Spoilers below for Wordle puzzle 284 on Wednesday, March 30, 2022.

On Wednesday, however, many Wordle players discovered the solution to their puzzle was different than others who played the same game, Wordle No. 284.

For some, the winning word was “stove” but for others, it was “harry.” The latter is not referring to a person’s name, we should note, but rather the somewhat outdated word that means to “persistently harass” or to “torment by a constant attack.”

Wordle players were surprised to find they had a different solution to their puzzle than others and took to social media to complain. Some noted they had experienced this problem before, indicating the game as they knew it had changed. The Wall Street Journal, for example, pointed out this issue had come up previously with game No. 241 when some users had the solution “agora” and others got “aroma.”

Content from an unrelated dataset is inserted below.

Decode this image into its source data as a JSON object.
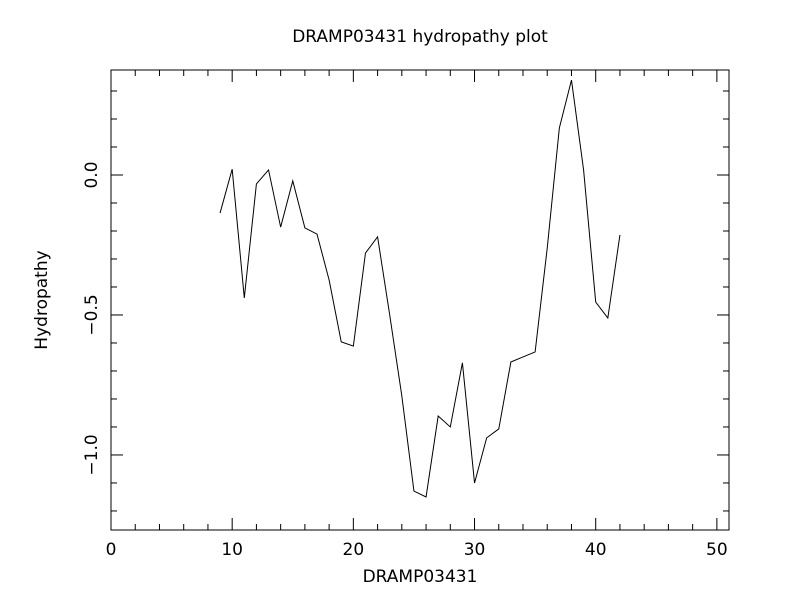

But as it turns out, The New York Times isn’t changing how Wordle operates. (Whew!)

Instead, the company told TechCrunch it did remove a few more obscure words from the game to make the puzzle more accessible. “Harry,” apparently, was among them. That meant the people who play Wordle daily — leaving the game’s webpage open on their device — weren’t getting the game’s updates. In other words, their version of the game was out of sync with others who loaded up Wordle in a new browser window.

“We did not change the way Wordle works,” said NYT spokesperson Jordan Cohen. “We have not made any changes to the basic functionality or rules of the game, and are committed to continuing what makes the game great. We will continue to review the solutions, and remove obscure or potentially insensitive words,” he added.

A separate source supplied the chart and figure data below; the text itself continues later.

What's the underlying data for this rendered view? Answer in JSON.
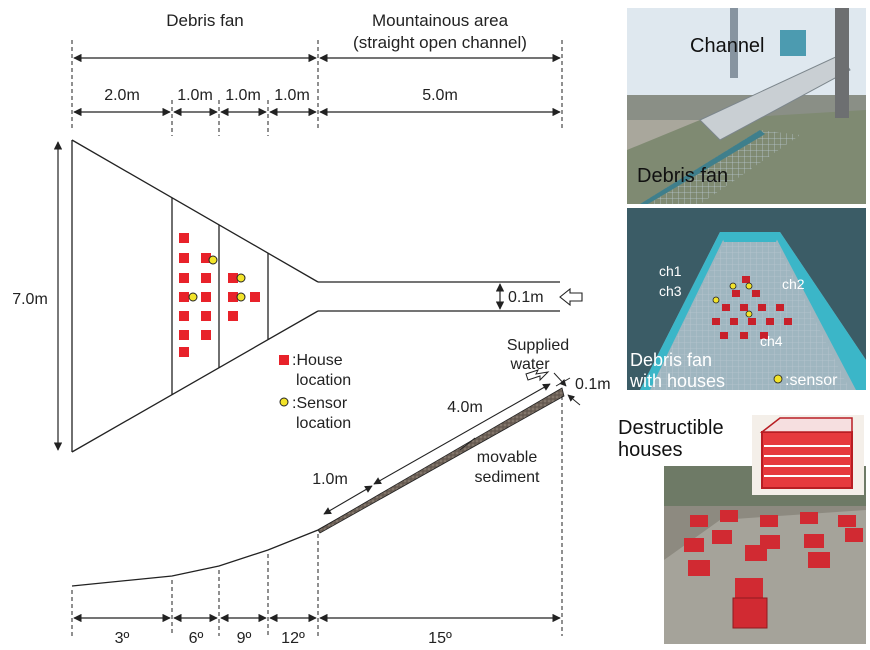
{
  "header": {
    "debris_fan": "Debris fan",
    "mountainous_line1": "Mountainous area",
    "mountainous_line2": "(straight open channel)"
  },
  "plan_dims": {
    "seg1": "2.0m",
    "seg2": "1.0m",
    "seg3": "1.0m",
    "seg4": "1.0m",
    "seg5": "5.0m",
    "width": "7.0m",
    "channel_width": "0.1m"
  },
  "legend": {
    "house_line1": ":House",
    "house_line2": "location",
    "sensor_line1": ":Sensor",
    "sensor_line2": "location"
  },
  "profile": {
    "supplied_line1": "Supplied",
    "supplied_line2": "water",
    "depth": "0.1m",
    "length_upper": "4.0m",
    "length_lower": "1.0m",
    "sediment_line1": "movable",
    "sediment_line2": "sediment",
    "slope1": "3º",
    "slope2": "6º",
    "slope3": "9º",
    "slope4": "12º",
    "slope5": "15º"
  },
  "photos": {
    "top_channel": "Channel",
    "top_fan": "Debris fan",
    "mid_ch1": "ch1",
    "mid_ch2": "ch2",
    "mid_ch3": "ch3",
    "mid_ch4": "ch4",
    "mid_caption1": "Debris fan",
    "mid_caption2": "with houses",
    "mid_sensor": ":sensor",
    "bottom_line1": "Destructible",
    "bottom_line2": "houses"
  },
  "colors": {
    "house": "#e8222a",
    "sensor": "#f2e32a",
    "sediment": "#6e6258"
  }
}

Fortunately, this problem is an easy one to fix. All you need to do is refresh the Wordle website to make sure your game is in sync. After doing so, you won’t receive the obscure words that have been removed from the Wordle database and you’ll be able to properly compare your scores with others.

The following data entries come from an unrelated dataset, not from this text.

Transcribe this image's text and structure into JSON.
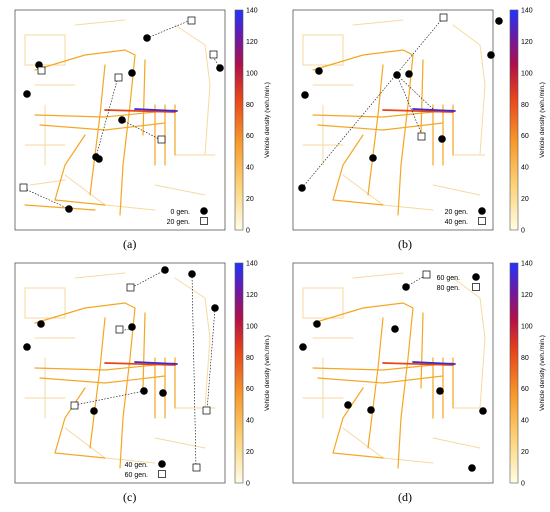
{
  "colors": {
    "road_light": "#f7c876",
    "road_mid": "#f5a623",
    "road_high": "#e8441a",
    "road_peak": "#3b2bd6",
    "marker": "#000000",
    "frame": "#555555"
  },
  "colorbar": {
    "title": "Vehicle density (veh./min.)",
    "ticks": [
      "140",
      "120",
      "100",
      "80",
      "60",
      "40",
      "20",
      "0"
    ],
    "range": [
      0,
      140
    ]
  },
  "panels": [
    {
      "caption": "(a)",
      "legend": [
        {
          "label": "0 gen.",
          "marker": "circle"
        },
        {
          "label": "20 gen.",
          "marker": "square"
        }
      ]
    },
    {
      "caption": "(b)",
      "legend": [
        {
          "label": "20 gen.",
          "marker": "circle"
        },
        {
          "label": "40 gen.",
          "marker": "square"
        }
      ]
    },
    {
      "caption": "(c)",
      "legend": [
        {
          "label": "40 gen.",
          "marker": "circle"
        },
        {
          "label": "60 gen.",
          "marker": "square"
        }
      ]
    },
    {
      "caption": "(d)",
      "legend": [
        {
          "label": "60 gen.",
          "marker": "circle"
        },
        {
          "label": "80 gen.",
          "marker": "square"
        }
      ]
    }
  ]
}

We understand The New York Times is looking to create a more sustainable, long-term solution to this problem in the future, so this type of discrepancy will no longer occur. But that hasn’t yet rolled out.

The New York Times Games division attempted to explain the problem on Twitter. But its tweet instructed users to copy and paste a particular URL in their browser, and left some still confused as to what happened or why a fix was needed at all.

The fact that the issue of the “two Wordles” even blew up in the first place, however, is a good indication of how popular the game remains among its fans. In fact, it’s so popular that players weren’t even bothering to close their browser window when they finished the game — knowing full well they would be back tomorrow for the next puzzle. That level of addiction is promising for the game’s future. But the chaos caused by the small tweak also shows how sensitive users will be to further changes, bugs or anything else that changes the nature of Wordle gameplay.

Created by Brooklyn software engineer Josh Wardle, the puzzle first launched in October 2021. Only 90 people were playing it as of November 1st, 2021. But in two months, Wordle had grown to 300,000 users. Today, it has millions of players. What wasn’t yet clear, though, is how many of those players were actually launching Wordle every day.

As this incident shows, it must have been quite a few!